Enfant, j’ai eu la chance d’avoir une famille qui, inlassablement, m’a proposé d’ouvrir des portes vers la rencontre de l’autre, vers des domaines culturels qui m’étaient étrangers. Je pense que mon histoire douloureuse avec l’apprentissage du lire/écrire a joué un rôle dans mes choix professionnels au sortir de l’école de commerce.

En 1996, je quitte Amiens, laissant le Cardan, ses 4 bibliothèques de rue, ses 80 bénévoles impliqués dans le développement de la lecture et les apprentissages de base.

Nous nous installons à Nantes. Dans le quartier Malakoff, la lecture de rue est à nouveau un chemin de rencontres pour moi.

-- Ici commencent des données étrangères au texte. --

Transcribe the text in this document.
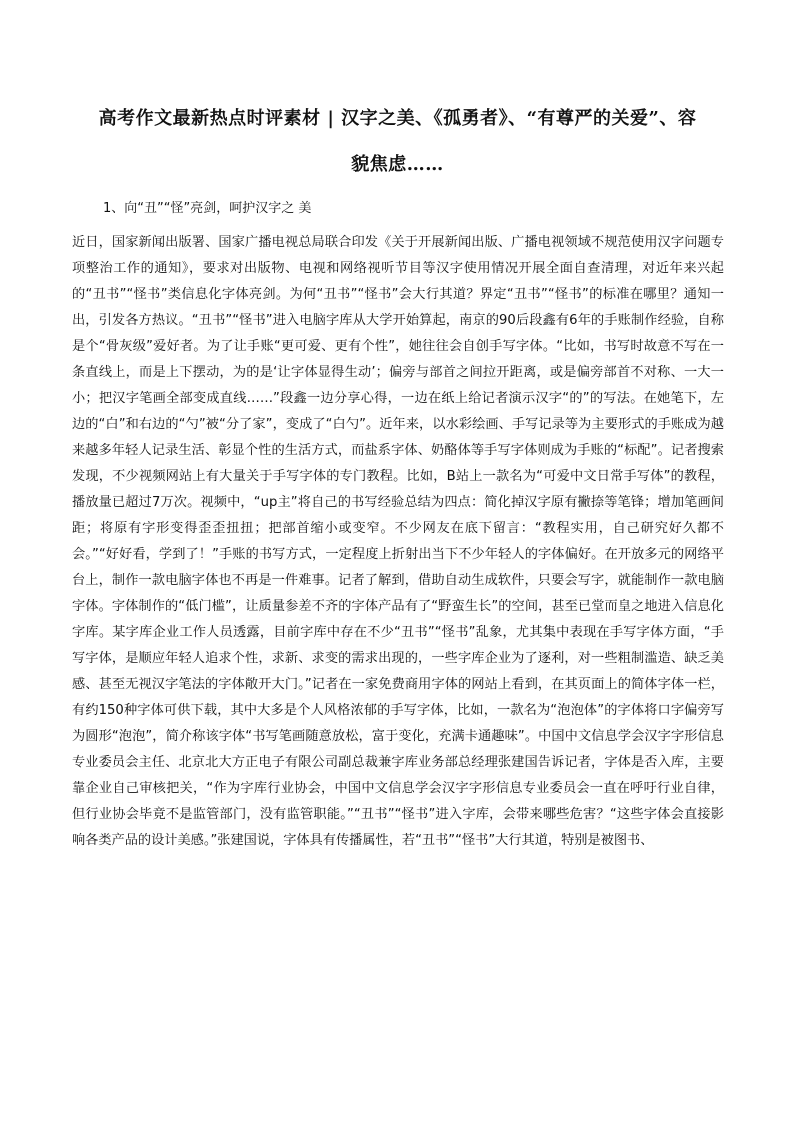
高考作文最新热点时评素材 | 汉字之美、《孤勇者》、“有尊严的关爱”、容貌焦虑……

1、向“丑”“怪”亮剑，呵护汉字之 美

近日，国家新闻出版署、国家广播电视总局联合印发《关于开展新闻出版、广播电视领域不规范使用汉字问题专项整治工作的通知》，要求对出版物、电视和网络视听节目等汉字使用情况开展全面自查清理，对近年来兴起的“丑书”“怪书”类信息化字体亮剑。为何“丑书”“怪书”会大行其道？界定“丑书”“怪书”的标准在哪里？通知一出，引发各方热议。“丑书”“怪书”进入电脑字库从大学开始算起，南京的90后段鑫有6年的手账制作经验，自称是个“骨灰级”爱好者。为了让手账“更可爱、更有个性”，她往往会自创手写字体。“比如，书写时故意不写在一条直线上，而是上下摆动，为的是‘让字体显得生动’；偏旁与部首之间拉开距离，或是偏旁部首不对称、一大一小；把汉字笔画全部变成直线……”段鑫一边分享心得，一边在纸上给记者演示汉字“的”的写法。在她笔下，左边的“白”和右边的“勺”被“分了家”，变成了“白勺”。近年来，以水彩绘画、手写记录等为主要形式的手账成为越来越多年轻人记录生活、彰显个性的生活方式，而盐系字体、奶酪体等手写字体则成为手账的“标配”。记者搜索发现，不少视频网站上有大量关于手写字体的专门教程。比如，B站上一款名为“可爱中文日常手写体”的教程，播放量已超过7万次。视频中，“up主”将自己的书写经验总结为四点：简化掉汉字原有撇捺等笔锋；增加笔画间距；将原有字形变得歪歪扭扭；把部首缩小或变窄。不少网友在底下留言：“教程实用，自己研究好久都不会。”“好好看，学到了！”手账的书写方式，一定程度上折射出当下不少年轻人的字体偏好。在开放多元的网络平台上，制作一款电脑字体也不再是一件难事。记者了解到，借助自动生成软件，只要会写字，就能制作一款电脑字体。字体制作的“低门槛”，让质量参差不齐的字体产品有了“野蛮生长”的空间，甚至已堂而皇之地进入信息化字库。某字库企业工作人员透露，目前字库中存在不少“丑书”“怪书”乱象，尤其集中表现在手写字体方面，“手写字体，是顺应年轻人追求个性，求新、求变的需求出现的，一些字库企业为了逐利，对一些粗制滥造、缺乏美感、甚至无视汉字笔法的字体敞开大门。”记者在一家免费商用字体的网站上看到，在其页面上的简体字体一栏，有约150种字体可供下载，其中大多是个人风格浓郁的手写字体，比如，一款名为“泡泡体”的字体将口字偏旁写为圆形“泡泡”，简介称该字体“书写笔画随意放松，富于变化，充满卡通趣味”。中国中文信息学会汉字字形信息专业委员会主任、北京北大方正电子有限公司副总裁兼字库业务部总经理张建国告诉记者，字体是否入库，主要靠企业自己审核把关，“作为字库行业协会，中国中文信息学会汉字字形信息专业委员会一直在呼吁行业自律，但行业协会毕竟不是监管部门，没有监管职能。”“丑书”“怪书”进入字库，会带来哪些危害？“这些字体会直接影响各类产品的设计美感。”张建国说，字体具有传播属性，若“丑书”“怪书”大行其道，特别是被图书、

C’est alors que l’invitation de la ville de Recife à la ville de Nantes en 2009 rebondit jusqu’à notre association. Nous partagions chaque semaine la lecture avec des enfants dans le quartier Malakoff depuis 2002. On parlait de lecture « hors les murs ». Le service culturel de la ville s’était appuyé sur mon expérience amiénoise pour faire la courte échelle à plusieurs associations engagées dans la lecture hors les murs dans les quartiers populaires. C’est ainsi que je me suis retrouvée en première ligne pour apporter un témoignage sur une politique culturelle nantaise.

Déjà en 2008, Benoit avait su trouver ma trace à Recife où j’étais en vacances… Premier contact sous une pluie tropicale. Il me mène jusqu’à la bibliothèque de Caranguejo, dans le quartier Tabaiares. Avec une célérité étonnante, il a rassemblé autour de la table les acteurs d’une » toute petite bibliothèque » pleine d’énergie. Il y a là les initiateurs du projet, Reginaldo et Nice entourés de bénévoles, un professeur de l’université voisine, peut être Carmen aussi, qui travaillait à la ville pour les écoles. Je me souviens de grands mots autour d’un idéal de société et de culture. J’ai commencé tout de suite à chanter et à raconter.

En juin 2009, préparant le voyage à Recife, je me suis appuyée sur mon expérience dans la lutte contre l’illettrisme. J’ai choisi des livres, des chansons dont le rythme et les répétitions offraient une joyeuse façon de rentrer dans la langue française.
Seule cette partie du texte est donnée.